Basel has its charms, especially in early summer. The rolling Rhine, two terrific art galleries, a tram system to rival the Manchester Metrolink, and banking regulators on every street corner. Who could wish for more?
There is, though, just a hint of the less freewheeling side of Swiss society. A friend of mine at the Bank of England who was seconded to work at the Bank for International Settlements (the central banks' central bank) for a while was standing alone by his tram stop early one morning, and yawned extravagantly. (The prospect of another day working on capital ratios can take you that way). A passing cyclist stopped and told him that in Basel it is polite to put your hand in front of your mouth when you yawn.
It occurs to me that banning naked yawns could be another useful wheeze for Boris, once his Tube drinking ban has bedded down.
One good thing about Switzerland, though, is that no-one can recall the name of a single Swiss politician. The president, the finance minister, even the first lord of the Swiss admiralty, are anonymous figures. The average clockmaker or money-launderer wouldn't know them if he bumped into them in his bank vault.
Gordon Brown must by now be wishing the same were true here - though it is his attempt to create a Helvetic-style federation that threatens to derail him more than the 10p debacle. If Alex Salmond does 'bring it on', in Wendy Alexander's ladylike phrase, he might just win a carefully worded referendum on Scottish independence. And, whatever constitutional consequences there may be, one outcome would be the demise of our Scottish PM.
A modest punt on shares in Charles Clarke, a heavyweight but underinvested stock, could pay off nicely in the next 12 months.
Talking of the 10p band, quite a high rate in Switzerland, it's interesting that Gordon's apology has made no impact. Often, a heavy dose of sorry takes the wind out of the Opposition's sails, especially if the outcome of the policy was not the one intended. Blair apologised prettily for targets, once it was clear that they were distorting behaviour, and for the Iraq war, once it was clear that it was a trillion-pound disaster. (I made that last bit up, but you catch my drift).

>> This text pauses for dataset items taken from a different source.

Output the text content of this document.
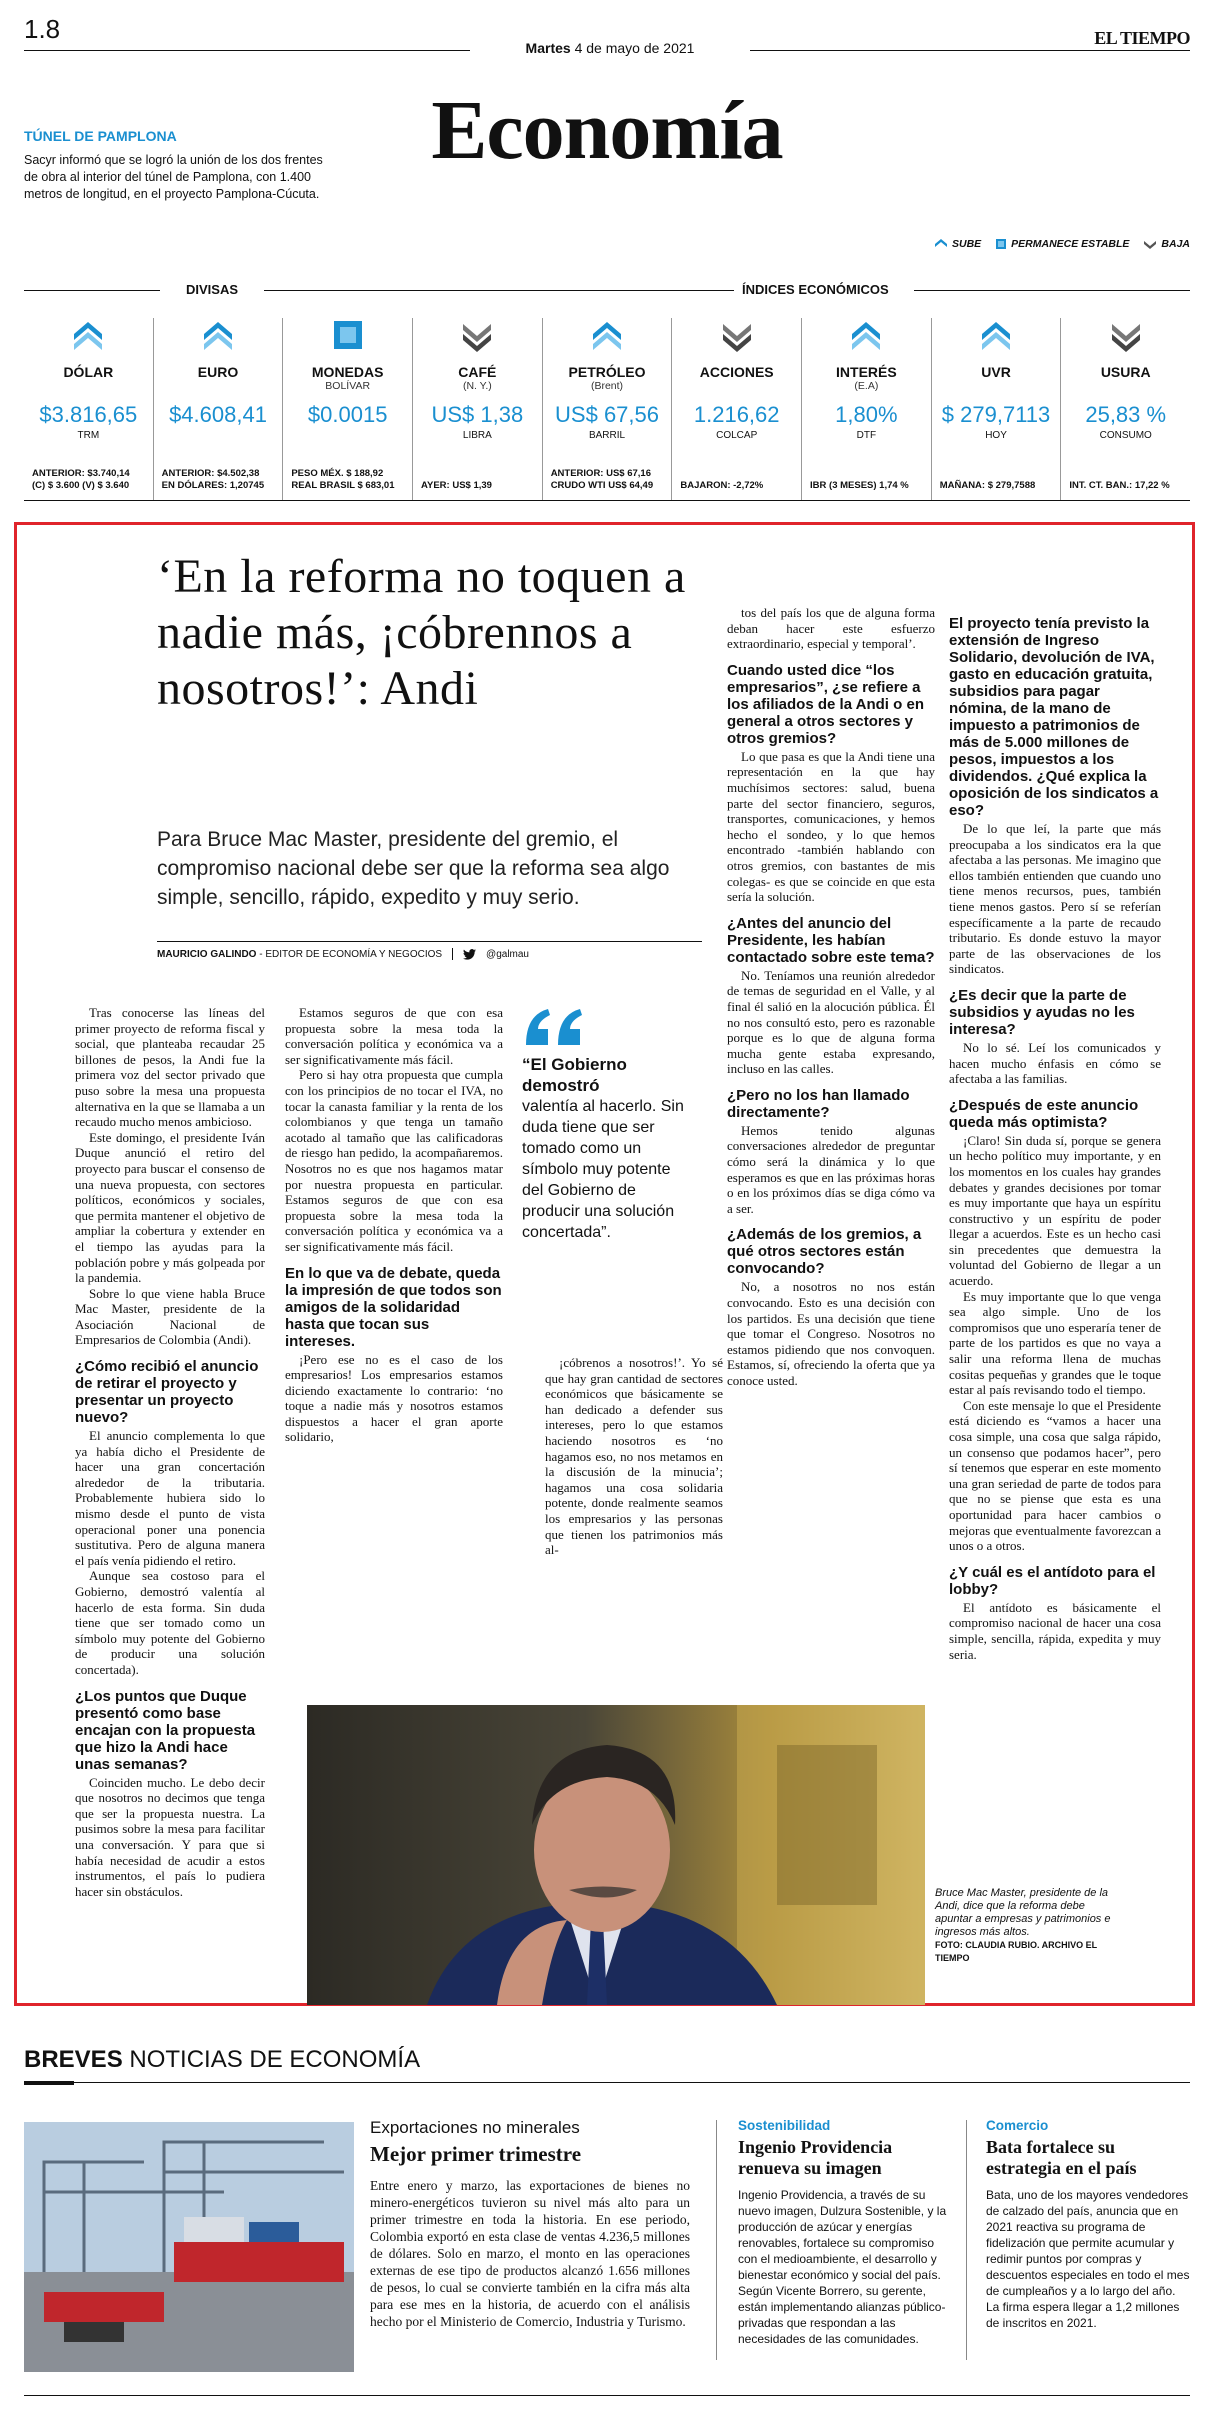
1.8
Martes 4 de mayo de 2021	EL TIEMPO
Economía
TÚNEL DE PAMPLONA
Sacyr informó que se logró la unión de los dos frentes de obra al interior del túnel de Pamplona, con 1.400 metros de longitud, en el proyecto Pamplona-Cúcuta.
SUBE	PERMANECE ESTABLE	BAJA
DIVISAS	ÍNDICES ECONÓMICOS
DÓLAR
$3.816,65
TRM
ANTERIOR: $3.740,14
(C) $ 3.600 (V) $ 3.640
EURO
$4.608,41
ANTERIOR: $4.502,38
EN DÓLARES: 1,20745
MONEDAS
BOLÍVAR
$0.0015
PESO MÉX. $ 188,92
REAL BRASIL $ 683,01
CAFÉ
(N. Y.)
US$ 1,38
LIBRA
AYER: US$ 1,39
PETRÓLEO
(Brent)
US$ 67,56
BARRIL
ANTERIOR: US$ 67,16
CRUDO WTI US$ 64,49
ACCIONES
1.216,62
COLCAP
BAJARON: -2,72%
INTERÉS
(E.A)
1,80%
DTF
IBR (3 MESES) 1,74 %
UVR
$ 279,7113
HOY
MAÑANA: $ 279,7588
USURA
25,83 %
CONSUMO
INT. CT. BAN.: 17,22 %
‘En la reforma no toquen a nadie más, ¡cóbrennos a nosotros!’: Andi
Para Bruce Mac Master, presidente del gremio, el compromiso nacional debe ser que la reforma sea algo simple, sencillo, rápido, expedito y muy serio.
MAURICIO GALINDO - EDITOR DE ECONOMÍA Y NEGOCIOS	@galmau

Tras conocerse las líneas del primer proyecto de reforma fiscal y social, que planteaba recaudar 25 billones de pesos, la Andi fue la primera voz del sector privado que puso sobre la mesa una propuesta alternativa en la que se llamaba a un recaudo mucho menos ambicioso.

Este domingo, el presidente Iván Duque anunció el retiro del proyecto para buscar el consenso de una nueva propuesta, con sectores políticos, económicos y sociales, que permita mantener el objetivo de ampliar la cobertura y extender en el tiempo las ayudas para la población pobre y más golpeada por la pandemia.

Sobre lo que viene habla Bruce Mac Master, presidente de la Asociación Nacional de Empresarios de Colombia (Andi).

¿Cómo recibió el anuncio de retirar el proyecto y presentar un proyecto nuevo?

El anuncio complementa lo que ya había dicho el Presidente de hacer una gran concertación alrededor de la tributaria. Probablemente hubiera sido lo mismo desde el punto de vista operacional poner una ponencia sustitutiva. Pero de alguna manera el país venía pidiendo el retiro.

Aunque sea costoso para el Gobierno, demostró valentía al hacerlo de esta forma. Sin duda tiene que ser tomado como un símbolo muy potente del Gobierno de producir una solución concertada).

¿Los puntos que Duque presentó como base encajan con la propuesta que hizo la Andi hace unas semanas?

Coinciden mucho. Le debo decir que nosotros no decimos que tenga que ser la propuesta nuestra. La pusimos sobre la mesa para facilitar una conversación. Y para que si había necesidad de acudir a estos instrumentos, el país lo pudiera hacer sin obstáculos.

Estamos seguros de que con esa propuesta sobre la mesa toda la conversación política y económica va a ser significativamente más fácil.

Pero si hay otra propuesta que cumpla con los principios de no tocar el IVA, no tocar la canasta familiar y la renta de los colombianos y que tenga un tamaño acotado al tamaño que las calificadoras de riesgo han pedido, la acompañaremos. Nosotros no es que nos hagamos matar por nuestra propuesta en particular. Estamos seguros de que con esa propuesta sobre la mesa toda la conversación política y económica va a ser significativamente más fácil.

En lo que va de debate, queda la impresión de que todos son amigos de la solidaridad hasta que tocan sus intereses.

¡Pero ese no es el caso de los empresarios! Los empresarios estamos diciendo exactamente lo contrario: ‘no toque a nadie más y nosotros estamos dispuestos a hacer el gran aporte solidario,

¡cóbrenos a nosotros!’. Yo sé que hay gran cantidad de sectores económicos que básicamente se han dedicado a defender sus intereses, pero lo que estamos haciendo nosotros es ‘no hagamos eso, no nos metamos en la discusión de la minucia’; hagamos una cosa solidaria potente, donde realmente seamos los empresarios y las personas que tienen los patrimonios más al-

“El Gobierno demostró
valentía al hacerlo. Sin duda tiene que ser tomado como un símbolo muy potente del Gobierno de producir una solución concertada”.

tos del país los que de alguna forma deban hacer este esfuerzo extraordinario, especial y temporal’.

Cuando usted dice “los empresarios”, ¿se refiere a los afiliados de la Andi o en general a otros sectores y otros gremios?

Lo que pasa es que la Andi tiene una representación en la que hay muchísimos sectores: salud, buena parte del sector financiero, seguros, transportes, comunicaciones, y hemos hecho el sondeo, y lo que hemos encontrado -también hablando con otros gremios, con bastantes de mis colegas- es que se coincide en que esta sería la solución.

¿Antes del anuncio del Presidente, les habían contactado sobre este tema?

No. Teníamos una reunión alrededor de temas de seguridad en el Valle, y al final él salió en la alocución pública. Él no nos consultó esto, pero es razonable porque es lo que de alguna forma mucha gente estaba expresando, incluso en las calles.

¿Pero no los han llamado directamente?

Hemos tenido algunas conversaciones alrededor de preguntar cómo será la dinámica y lo que esperamos es que en las próximas horas o en los próximos días se diga cómo va a ser.

¿Además de los gremios, a qué otros sectores están convocando?

No, a nosotros no nos están convocando. Esto es una decisión con los partidos. Es una decisión que tiene que tomar el Congreso. Nosotros no estamos pidiendo que nos convoquen. Estamos, sí, ofreciendo la oferta que ya conoce usted.

El proyecto tenía previsto la extensión de Ingreso Solidario, devolución de IVA, gasto en educación gratuita, subsidios para pagar nómina, de la mano de impuesto a patrimonios de más de 5.000 millones de pesos, impuestos a los dividendos. ¿Qué explica la oposición de los sindicatos a eso?

De lo que leí, la parte que más preocupaba a los sindicatos era la que afectaba a las personas. Me imagino que ellos también entienden que cuando uno tiene menos recursos, pues, también tiene menos gastos. Pero sí se referían específicamente a la parte de recaudo tributario. Es donde estuvo la mayor parte de las observaciones de los sindicatos.

¿Es decir que la parte de subsidios y ayudas no les interesa?

No lo sé. Leí los comunicados y hacen mucho énfasis en cómo se afectaba a las familias.

¿Después de este anuncio queda más optimista?

¡Claro! Sin duda sí, porque se genera un hecho político muy importante, y en los momentos en los cuales hay grandes debates y grandes decisiones por tomar es muy importante que haya un espíritu constructivo y un espíritu de poder llegar a acuerdos. Este es un hecho casi sin precedentes que demuestra la voluntad del Gobierno de llegar a un acuerdo.

Es muy importante que lo que venga sea algo simple. Uno de los compromisos que uno esperaría tener de parte de los partidos es que no vaya a salir una reforma llena de muchas cositas pequeñas y grandes que le toque estar al país revisando todo el tiempo.

Con este mensaje lo que el Presidente está diciendo es “vamos a hacer una cosa simple, una cosa que salga rápido, un consenso que podamos hacer”, pero sí tenemos que esperar en este momento una gran seriedad de parte de todos para que no se piense que esta es una oportunidad para hacer cambios o mejoras que eventualmente favorezcan a unos o a otros.

¿Y cuál es el antídoto para el lobby?

El antídoto es básicamente el compromiso nacional de hacer una cosa simple, sencilla, rápida, expedita y muy seria.

Bruce Mac Master, presidente de la Andi, dice que la reforma debe apuntar a empresas y patrimonios e ingresos más altos.
FOTO: CLAUDIA RUBIO. ARCHIVO EL TIEMPO
BREVES NOTICIAS DE ECONOMÍA
Exportaciones no minerales
Mejor primer trimestre
Entre enero y marzo, las exportaciones de bienes no minero-energéticos tuvieron su nivel más alto para un primer trimestre en toda la historia. En ese periodo, Colombia exportó en esta clase de ventas 4.236,5 millones de dólares. Solo en marzo, el monto en las operaciones externas de ese tipo de productos alcanzó 1.656 millones de pesos, lo cual se convierte también en la cifra más alta para ese mes en la historia, de acuerdo con el análisis hecho por el Ministerio de Comercio, Industria y Turismo.
Sostenibilidad
Ingenio Providencia renueva su imagen
Ingenio Providencia, a través de su nuevo imagen, Dulzura Sostenible, y la producción de azúcar y energías renovables, fortalece su compromiso con el medioambiente, el desarrollo y bienestar económico y social del país. Según Vicente Borrero, su gerente, están implementando alianzas público-privadas que respondan a las necesidades de las comunidades.
Comercio
Bata fortalece su estrategia en el país
Bata, uno de los mayores vendedores de calzado del país, anuncia que en 2021 reactiva su programa de fidelización que permite acumular y redimir puntos por compras y descuentos especiales en todo el mes de cumpleaños y a lo largo del año. La firma espera llegar a 1,2 millones de inscritos en 2021.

The problem is that the effect of the abolition of the 10p tax band was exactly as intended. It was not that the Treasury didn't understand the consequences for some low-earners: they said there would be losers at the time. It was that Gordon wanted to shoot the Tory tax fox before the election, which he then forgot to hold, and the poor could wait their turn. Since they don't vote as much as the middle classes, and in the wrong places, election years are not for them.
The backbenchers, now on their high horses, were prepared to sit quiet while they thought the strategy would deliver an historic third and a half term. Now it doesn't look so clever.
What will Gordon do when he leaves office, whenever that is? An elevated international post? Possible; there is a fan club in Washington, if not in Brussels. Moderator of the Church of Scotland? Chairman of Celtic (now an outplacement post for retired Labour Scots)? He may not find commercial positions as easily as his predecessor has done. Whatever it is, I'm sure he'll follow the purdah rules. No-one has ever accused him of being out for personal gain.
The rules are pretty clear for politicians. What are they for lord chief justices? An ex-lord chancellor like Charlie Falconer is not allowed to return to the law, which seems a bit rough. Yet Lord Woolf was able to take £6,000 a day from British Aerospace to whitewash ... sorry, to conduct a rigorous investigation into all aspects of its procedures, except the ones everyone is interested in, relating to the Al-Yamamah contracts. Asked how objective he could be in these circumstances, his lordship came over all bewigged and infallible, and asked the questioner to wash his mouth out. Seemed a fair point to me.
Jordan doesn't have many billions to throw around on Eurofighters. And it has accepted a million Iraqi refugees without fuss. There are only five million of them, so this is the equivalent of our receiving 12 million French, fleeing the Bruni-Sarkozy dream regime. Boris would have to ban garlic on the Tube, which used to be quite a hazard on the Paris metro in my youth. The Jordanians live in a dangerous neighbourhood, yet seem remarkably cheerful about it.
I was there to talk about Islamic finance. I know a little bit about it, honest. And I didn't visit a single castle. Islamic finance, which bans charging or paying interest, is on the rise. Since the transactions have to be related to the real economy, the Jordanians have avoided the kind of securitisation debacles that have hit conventional banks. They are a tiny bit smug about it, though they acknowledge problems of their own. One imam says a new product is Koran-friendly, another issues a fatwa. The rules keep changing.
So the main beneficiaries are the lawyers, who can pontificate for hours on sharia compliance. Maybe this is what the Archbish of Canterbury was getting at in his Delphic speech on parallel legal systems. When at the Treasury, Gordon said he was going to issue a sukuk - an Islamic bond. But no news recently. Maybe he's consulting his own imam, Frank Field.